The Anthropic-to-Google deal is a price event. Two hundred billion dollars over five years tells you what these two companies, today, are willing to pay each other under their current beliefs about the future. It does not tell you the value of those compute commitments in 2031 when the contracts mature. The TSMC-Intel-Apple news is also a price event — Intel's market cap moved a hundred percent year to date on the political premium of being the geopolitical backstop, not on Intel running cash flow. Trump's pause on Iran today was a price event. Records were set on price. Value, the thing Smith cared about — the work the underlying assets will actually do over the next decade — moved less than the tape did. It usually does.

The other line of Smith's I keep coming back to: people of the same trade seldom meet, even for merriment and diversion, but the conversation ends in a conspiracy against the public, or in some contrivance to raise prices. He was talking about cartels. I'm thinking about Milken conferences. When the same five voices show up on the same stage and tell their clients the same regime is here, what they have agreed on is not the future. What they have agreed on is the language they're going to use to describe the present. Useful to listen to. Not the same as truth.

What I posted on X

Light day on X today. I shared yesterday's letter, replied to a thread on the Anthropic-Google deal with a single point about counterparty concentration in the backlog, and otherwise stayed out of the way. Buffett's annual letters compounded over decades, not afternoons. The discipline of not posting reflexively is the same discipline as not trading reflexively — most of the day's noise is not worth amplifying, and the few things that are will still be there tomorrow.

The mistake I'm watching for

The mistake to avoid on a day with three big stories is to convince yourself you have to act on any of them. The Iran pause is not a buy signal; it's the third state in a seventy-two-hour cycle. The Anthropic-Google deal is not a buy signal at three hundred and eighty-five dollars when our work said three hundred. The Apple-Intel-Samsung news is not a TSMC sell or an Intel buy — it's a re-rating of the political premium that sits above the fundamentals of two different businesses.
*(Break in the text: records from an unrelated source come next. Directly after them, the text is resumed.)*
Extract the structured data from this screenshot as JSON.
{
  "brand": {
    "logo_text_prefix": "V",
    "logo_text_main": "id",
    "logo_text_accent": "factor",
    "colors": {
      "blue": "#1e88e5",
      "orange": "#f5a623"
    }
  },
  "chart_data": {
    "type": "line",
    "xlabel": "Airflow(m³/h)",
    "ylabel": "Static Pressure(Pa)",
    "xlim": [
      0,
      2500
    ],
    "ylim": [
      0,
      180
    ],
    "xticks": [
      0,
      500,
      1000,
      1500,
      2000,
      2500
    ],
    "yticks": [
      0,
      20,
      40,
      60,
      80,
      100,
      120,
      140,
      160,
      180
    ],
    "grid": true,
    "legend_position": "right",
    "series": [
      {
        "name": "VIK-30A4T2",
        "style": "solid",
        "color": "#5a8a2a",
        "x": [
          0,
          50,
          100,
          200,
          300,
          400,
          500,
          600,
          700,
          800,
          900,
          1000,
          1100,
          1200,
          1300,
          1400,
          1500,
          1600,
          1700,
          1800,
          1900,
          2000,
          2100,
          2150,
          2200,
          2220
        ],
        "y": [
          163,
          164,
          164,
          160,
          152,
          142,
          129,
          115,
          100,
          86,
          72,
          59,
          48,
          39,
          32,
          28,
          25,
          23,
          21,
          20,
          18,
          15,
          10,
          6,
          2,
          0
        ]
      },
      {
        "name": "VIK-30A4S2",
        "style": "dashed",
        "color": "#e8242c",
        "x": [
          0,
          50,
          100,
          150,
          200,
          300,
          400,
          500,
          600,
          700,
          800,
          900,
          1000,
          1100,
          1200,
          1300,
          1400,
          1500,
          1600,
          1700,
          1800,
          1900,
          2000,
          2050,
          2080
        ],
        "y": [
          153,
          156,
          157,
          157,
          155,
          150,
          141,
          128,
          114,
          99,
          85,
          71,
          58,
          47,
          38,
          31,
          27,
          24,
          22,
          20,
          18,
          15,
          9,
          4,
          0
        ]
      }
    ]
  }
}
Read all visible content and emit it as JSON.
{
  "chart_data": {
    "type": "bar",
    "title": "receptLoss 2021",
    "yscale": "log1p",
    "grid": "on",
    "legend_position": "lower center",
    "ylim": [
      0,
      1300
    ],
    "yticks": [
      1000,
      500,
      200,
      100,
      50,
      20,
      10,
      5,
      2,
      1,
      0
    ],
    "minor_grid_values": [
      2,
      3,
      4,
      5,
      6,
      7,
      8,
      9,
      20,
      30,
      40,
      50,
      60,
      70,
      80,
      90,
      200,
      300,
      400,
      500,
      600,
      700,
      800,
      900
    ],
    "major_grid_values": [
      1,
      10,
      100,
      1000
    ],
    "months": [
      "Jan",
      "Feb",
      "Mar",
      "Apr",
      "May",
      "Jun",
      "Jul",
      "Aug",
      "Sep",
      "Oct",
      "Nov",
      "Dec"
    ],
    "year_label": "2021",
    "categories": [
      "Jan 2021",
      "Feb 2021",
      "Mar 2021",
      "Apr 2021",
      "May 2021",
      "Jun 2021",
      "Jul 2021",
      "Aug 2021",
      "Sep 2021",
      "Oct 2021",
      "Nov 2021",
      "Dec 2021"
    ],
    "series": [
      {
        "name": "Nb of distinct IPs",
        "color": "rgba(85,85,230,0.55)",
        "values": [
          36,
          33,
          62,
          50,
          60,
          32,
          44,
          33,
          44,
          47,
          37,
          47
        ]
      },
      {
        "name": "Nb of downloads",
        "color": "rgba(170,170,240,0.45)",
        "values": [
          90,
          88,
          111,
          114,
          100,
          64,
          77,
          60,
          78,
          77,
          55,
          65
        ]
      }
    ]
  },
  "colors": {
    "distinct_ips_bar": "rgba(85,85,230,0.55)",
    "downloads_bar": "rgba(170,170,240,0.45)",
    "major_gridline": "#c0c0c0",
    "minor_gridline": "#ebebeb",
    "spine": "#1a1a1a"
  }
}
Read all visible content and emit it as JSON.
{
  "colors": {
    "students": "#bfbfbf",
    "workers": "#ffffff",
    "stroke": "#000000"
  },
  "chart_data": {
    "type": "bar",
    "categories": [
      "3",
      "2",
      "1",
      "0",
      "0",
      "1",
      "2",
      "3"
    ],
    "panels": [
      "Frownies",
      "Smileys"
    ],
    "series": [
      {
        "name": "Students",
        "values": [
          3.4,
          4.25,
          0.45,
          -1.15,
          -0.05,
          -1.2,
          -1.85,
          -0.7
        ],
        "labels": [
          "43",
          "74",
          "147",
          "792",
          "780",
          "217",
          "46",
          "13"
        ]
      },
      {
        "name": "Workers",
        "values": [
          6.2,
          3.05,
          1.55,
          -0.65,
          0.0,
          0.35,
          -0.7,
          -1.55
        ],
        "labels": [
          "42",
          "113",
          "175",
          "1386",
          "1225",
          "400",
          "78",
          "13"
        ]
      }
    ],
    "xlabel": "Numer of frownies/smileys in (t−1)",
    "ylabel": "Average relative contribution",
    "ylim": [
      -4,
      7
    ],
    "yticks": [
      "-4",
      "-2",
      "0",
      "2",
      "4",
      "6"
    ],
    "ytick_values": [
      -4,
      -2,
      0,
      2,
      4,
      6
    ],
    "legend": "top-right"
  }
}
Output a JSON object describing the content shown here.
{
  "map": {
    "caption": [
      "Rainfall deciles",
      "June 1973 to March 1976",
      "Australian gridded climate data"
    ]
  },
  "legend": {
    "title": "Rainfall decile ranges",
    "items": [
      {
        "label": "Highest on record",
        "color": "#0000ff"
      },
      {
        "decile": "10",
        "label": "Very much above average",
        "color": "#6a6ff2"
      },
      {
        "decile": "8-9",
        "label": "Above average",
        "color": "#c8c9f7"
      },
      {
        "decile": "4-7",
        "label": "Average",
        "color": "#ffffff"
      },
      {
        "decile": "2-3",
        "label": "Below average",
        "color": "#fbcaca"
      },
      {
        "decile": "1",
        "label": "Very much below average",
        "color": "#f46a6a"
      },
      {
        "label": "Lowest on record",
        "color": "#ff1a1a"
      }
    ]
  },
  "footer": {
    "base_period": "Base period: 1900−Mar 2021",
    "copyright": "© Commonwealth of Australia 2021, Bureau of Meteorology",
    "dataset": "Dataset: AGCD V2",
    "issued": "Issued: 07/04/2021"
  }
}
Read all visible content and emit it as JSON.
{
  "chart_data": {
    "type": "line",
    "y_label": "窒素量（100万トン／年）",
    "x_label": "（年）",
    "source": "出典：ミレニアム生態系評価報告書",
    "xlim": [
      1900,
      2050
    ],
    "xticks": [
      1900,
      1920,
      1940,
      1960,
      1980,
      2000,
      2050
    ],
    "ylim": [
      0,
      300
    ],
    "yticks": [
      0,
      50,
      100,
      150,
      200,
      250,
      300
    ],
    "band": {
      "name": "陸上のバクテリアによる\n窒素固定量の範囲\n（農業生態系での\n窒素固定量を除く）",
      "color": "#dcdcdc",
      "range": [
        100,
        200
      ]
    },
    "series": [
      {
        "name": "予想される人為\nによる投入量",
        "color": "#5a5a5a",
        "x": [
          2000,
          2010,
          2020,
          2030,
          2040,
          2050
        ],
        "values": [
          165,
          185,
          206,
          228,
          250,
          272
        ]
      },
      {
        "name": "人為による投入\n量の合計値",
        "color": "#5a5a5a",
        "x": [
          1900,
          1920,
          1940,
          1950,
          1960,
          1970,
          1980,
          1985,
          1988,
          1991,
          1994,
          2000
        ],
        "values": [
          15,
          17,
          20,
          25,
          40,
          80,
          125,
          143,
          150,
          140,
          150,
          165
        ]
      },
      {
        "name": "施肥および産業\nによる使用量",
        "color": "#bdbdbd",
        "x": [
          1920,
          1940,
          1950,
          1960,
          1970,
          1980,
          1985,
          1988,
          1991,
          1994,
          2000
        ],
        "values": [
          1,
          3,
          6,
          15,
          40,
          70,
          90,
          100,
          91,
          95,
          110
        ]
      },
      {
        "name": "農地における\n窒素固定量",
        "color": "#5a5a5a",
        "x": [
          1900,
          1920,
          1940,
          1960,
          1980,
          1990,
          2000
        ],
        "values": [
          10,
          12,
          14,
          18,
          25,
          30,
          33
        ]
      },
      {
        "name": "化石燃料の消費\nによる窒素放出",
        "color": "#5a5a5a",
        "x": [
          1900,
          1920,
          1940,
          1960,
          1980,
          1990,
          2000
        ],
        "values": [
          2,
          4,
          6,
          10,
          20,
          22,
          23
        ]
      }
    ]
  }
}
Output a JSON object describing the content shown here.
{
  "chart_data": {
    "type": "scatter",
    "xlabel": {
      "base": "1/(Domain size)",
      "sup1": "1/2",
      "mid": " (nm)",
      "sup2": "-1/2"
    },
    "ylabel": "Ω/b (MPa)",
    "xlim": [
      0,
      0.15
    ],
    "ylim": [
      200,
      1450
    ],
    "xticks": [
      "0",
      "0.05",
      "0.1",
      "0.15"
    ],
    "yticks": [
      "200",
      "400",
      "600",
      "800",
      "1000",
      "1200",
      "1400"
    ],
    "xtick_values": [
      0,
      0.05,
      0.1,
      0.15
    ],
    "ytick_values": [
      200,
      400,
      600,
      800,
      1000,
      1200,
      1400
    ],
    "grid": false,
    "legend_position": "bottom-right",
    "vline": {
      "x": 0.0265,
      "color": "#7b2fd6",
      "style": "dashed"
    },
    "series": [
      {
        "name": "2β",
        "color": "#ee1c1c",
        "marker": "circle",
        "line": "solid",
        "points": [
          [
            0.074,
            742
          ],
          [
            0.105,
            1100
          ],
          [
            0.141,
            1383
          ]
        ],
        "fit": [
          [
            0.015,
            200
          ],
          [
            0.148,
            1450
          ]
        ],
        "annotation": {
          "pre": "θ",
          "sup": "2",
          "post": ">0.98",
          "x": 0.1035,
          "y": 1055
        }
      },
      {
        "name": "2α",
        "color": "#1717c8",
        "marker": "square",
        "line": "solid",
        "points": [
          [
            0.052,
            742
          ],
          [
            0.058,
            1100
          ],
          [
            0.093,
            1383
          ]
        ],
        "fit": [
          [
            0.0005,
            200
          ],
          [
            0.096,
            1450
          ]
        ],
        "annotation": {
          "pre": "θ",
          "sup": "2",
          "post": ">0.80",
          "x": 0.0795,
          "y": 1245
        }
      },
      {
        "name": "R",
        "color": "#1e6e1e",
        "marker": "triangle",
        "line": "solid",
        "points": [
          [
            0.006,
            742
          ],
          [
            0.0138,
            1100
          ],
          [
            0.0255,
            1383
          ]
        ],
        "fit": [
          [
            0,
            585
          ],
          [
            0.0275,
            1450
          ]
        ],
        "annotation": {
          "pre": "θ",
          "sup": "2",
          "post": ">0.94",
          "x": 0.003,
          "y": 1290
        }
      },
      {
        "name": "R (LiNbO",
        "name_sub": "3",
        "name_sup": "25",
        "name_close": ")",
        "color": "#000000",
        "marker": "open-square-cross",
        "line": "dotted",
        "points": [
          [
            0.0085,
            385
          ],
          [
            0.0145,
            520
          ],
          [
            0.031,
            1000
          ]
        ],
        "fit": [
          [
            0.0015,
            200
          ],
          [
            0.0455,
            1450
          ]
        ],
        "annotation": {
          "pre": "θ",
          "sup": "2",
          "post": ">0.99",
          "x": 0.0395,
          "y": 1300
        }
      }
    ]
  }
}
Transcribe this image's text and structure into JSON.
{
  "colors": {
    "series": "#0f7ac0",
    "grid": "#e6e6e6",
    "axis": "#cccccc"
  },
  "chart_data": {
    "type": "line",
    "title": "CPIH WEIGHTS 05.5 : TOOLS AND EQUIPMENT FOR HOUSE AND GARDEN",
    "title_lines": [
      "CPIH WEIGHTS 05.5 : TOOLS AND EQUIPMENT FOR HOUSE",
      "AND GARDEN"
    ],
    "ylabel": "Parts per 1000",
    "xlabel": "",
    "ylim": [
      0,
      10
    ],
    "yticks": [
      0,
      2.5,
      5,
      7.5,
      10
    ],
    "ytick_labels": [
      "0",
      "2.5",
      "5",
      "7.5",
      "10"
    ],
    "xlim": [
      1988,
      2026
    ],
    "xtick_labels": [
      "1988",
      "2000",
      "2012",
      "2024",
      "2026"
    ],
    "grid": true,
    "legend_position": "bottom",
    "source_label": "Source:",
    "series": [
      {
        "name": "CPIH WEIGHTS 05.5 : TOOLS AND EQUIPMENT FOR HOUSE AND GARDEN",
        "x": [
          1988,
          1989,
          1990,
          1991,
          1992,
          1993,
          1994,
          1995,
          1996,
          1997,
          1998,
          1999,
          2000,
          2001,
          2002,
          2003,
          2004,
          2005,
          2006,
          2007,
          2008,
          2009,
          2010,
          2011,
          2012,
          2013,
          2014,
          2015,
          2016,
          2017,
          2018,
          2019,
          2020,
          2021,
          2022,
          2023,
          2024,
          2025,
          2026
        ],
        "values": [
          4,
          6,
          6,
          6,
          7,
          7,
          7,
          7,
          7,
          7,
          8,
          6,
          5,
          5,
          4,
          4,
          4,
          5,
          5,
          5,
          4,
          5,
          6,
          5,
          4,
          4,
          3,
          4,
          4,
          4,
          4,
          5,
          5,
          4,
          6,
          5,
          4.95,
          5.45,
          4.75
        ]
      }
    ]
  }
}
The other mistake — the operational one — is to overweight the things that move the most on a given day. Intel up fourteen percent grabbed every headline. The Anthropic-Google number, broken after the close, will dominate tomorrow's tape. The Iran pause will get walked back or extended within forty-eight hours by something else. None of those are the regime. The regime is what compounds for decades — the businesses with pricing power, the trading houses sized for inflation, the insurer that re-prices into stress, the gold position that's quietly behaving like a risk sensor. The headlines are weather. The book is climate. Don't confuse them.

The mission

A day like today is a day that tests the patience the work was designed for. Three big stories, fresh records, a windsock spinning four times in an afternoon. We did not buy. We did not sell. We logged what's new, updated the file on cloud-backlog quality, watched gold's behavior shift, and confirmed that the discipline holds when the casino is loud.

The casino keeps printing records. Our book doesn't need any of those records to compound. The point of compounding for thirty-five years is that you don't have to be right about any specific Tuesday — you have to be roughly right about the regime, sized so the wrong Tuesdays don't take you out, and patient enough to let the right ones do the work. That is the only way the ninety-nine percent we've promised to charity actually shows up at scale, decades from now.

The casino is loud. The church is quiet. We sit. Block reports Thursday.